Our Government turned the NSA apparatus inward – something that was never supposed to happen – spying on our conversations in secret and without warrants or oversight, all in violation of the law, and then, once revealed, acted to immunize the private-sector lawbreakers. And that’s to say nothing about the hundreds of thousands of people we killed and the millions more we displaced with a war launched on false pretense. And on and on and on.
I did not vote for Obama nor did I vote for McCain because I strongly disagree with the policies of both. Be that as it may, I’ll tell you one thing that Obama gives me that McCain wouldn’t: hope.
I’m not talking about hope that Obama will suddenly fix all of our nations problems or hope that he will change our economy, education, and health care for the better. I’m talking about hope that he will undo some of the things mentioned above by Greenwald. Some of them are changes that Obama can begin to enact as soon as he takes office. Shut down the secret prisons. End spying on and detention of our own citizens. Create iron-clad policy against the usage of torture. Begin to restore a level of trust in the office of President of the United States of America.
It may be unlikely that President Obama will fulfill these hopes, but they stand a much better chance under Obama than they would under McCain.
UPDATE
This is a good sign (emphasis added):
President-elect Obama’s advisers are quietly crafting a proposal to ship dozens, if not hundreds, of imprisoned terrorism suspects to the United States to face criminal trials, a plan that would make good on his promise to close the Guantanamo Bay prison …
Laurence Tribe, a Harvard law professor and Obama legal adviser, said discussions about plans for Guantanamo had been “theoretical” before the election but would quickly become very focused because closing the prison is a top priority. Bringing the detainees to the United States will be controversial, he said, but could be accomplished.
“I think the answer is going to be, they can be as securely guarded on U.S. soil as anywhere else,” Tribe said. “We can’t put people in a dungeon forever without processing whether they deserve to be there.“
12 comments
After watching what they've done to our people (9/11 and the fellow who got his head sliced off with a KNIFE!!!, to name a couple) I hold little hope that being nice and trying to talk to these people will make things better.
I debated giving this opinion because now I know you will cut my head off with your words. (I do have feelings, you know) I'll just have to remember that communication via internet can so easily be misconstrued.
We should not treat people the way Khalid El-Masri and Maher Arar were treated.
You don't trust people, but you trust the government to detain (and maybe torture) the "bad guys" without having to prove that they actually are bad guys.
Is that what you are saying?
I don't believe the detainees were randomly picked up just so Geo.
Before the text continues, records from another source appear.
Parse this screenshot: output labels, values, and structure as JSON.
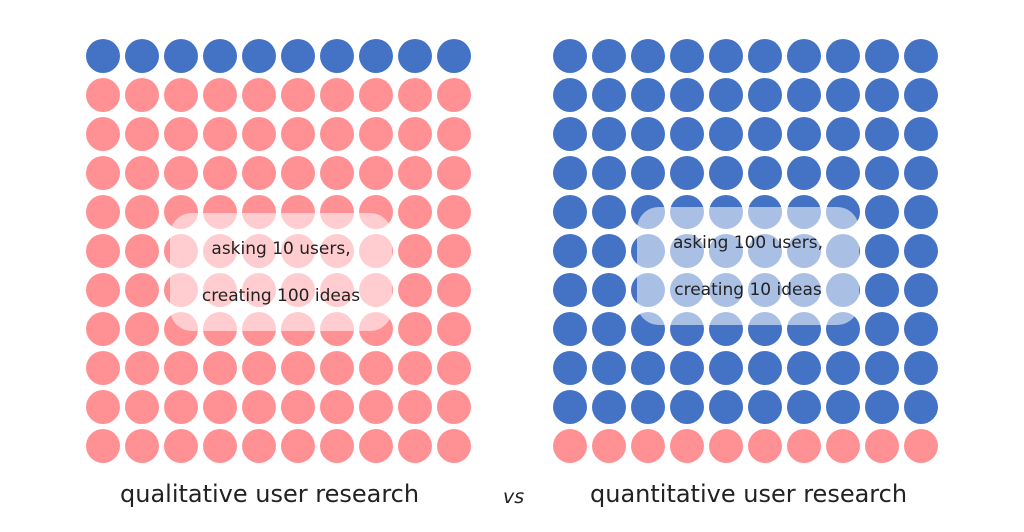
{
  "colors": {
    "blue": "#4472c4",
    "pink": "#ff9194"
  },
  "left": {
    "caption": "qualitative user research",
    "callout_line1": "asking 10 users,",
    "callout_line2": "creating 100 ideas",
    "grid": {
      "rows": 11,
      "cols": 10,
      "blue_rows": [
        0
      ],
      "pink_rows": [
        1,
        2,
        3,
        4,
        5,
        6,
        7,
        8,
        9,
        10
      ]
    }
  },
  "separator": "vs",
  "right": {
    "caption": "quantitative user research",
    "callout_line1": "asking 100 users,",
    "callout_line2": "creating 10 ideas",
    "grid": {
      "rows": 11,
      "cols": 10,
      "blue_rows": [
        0,
        1,
        2,
        3,
        4,
        5,
        6,
        7,
        8,
        9
      ],
      "pink_rows": [
        10
      ]
    }
  }
}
Bush and our military could look powerful to the rest of the world.
I believe they are on a mission from Allah, if you will, and don't consider the law of ANY land to be binding in their quest for jihad. It's all about their interpretation of the koran and their destiny to fulfill the will of Allah.
As you yourself have seen in the churches of Christ there is no reasoning with some people where their convictions are concerned.
My question to you is, if they should be found not guilty, what kind of reparation should we give them?
But I think the reason these leaders fall so far short in our estimation is because we've been led to think of them as president/ fixer-of-my-problems. Somewhere in my past I recall the president is to be the commander in chief and the job of he and the government is to keep us safe- to pursue life, liberty and the pursuit of happiness- from foreign aggression.
I think politicians being mostly lawyers, and no term limits for the House and Senate are the root of a lot of evil in this society.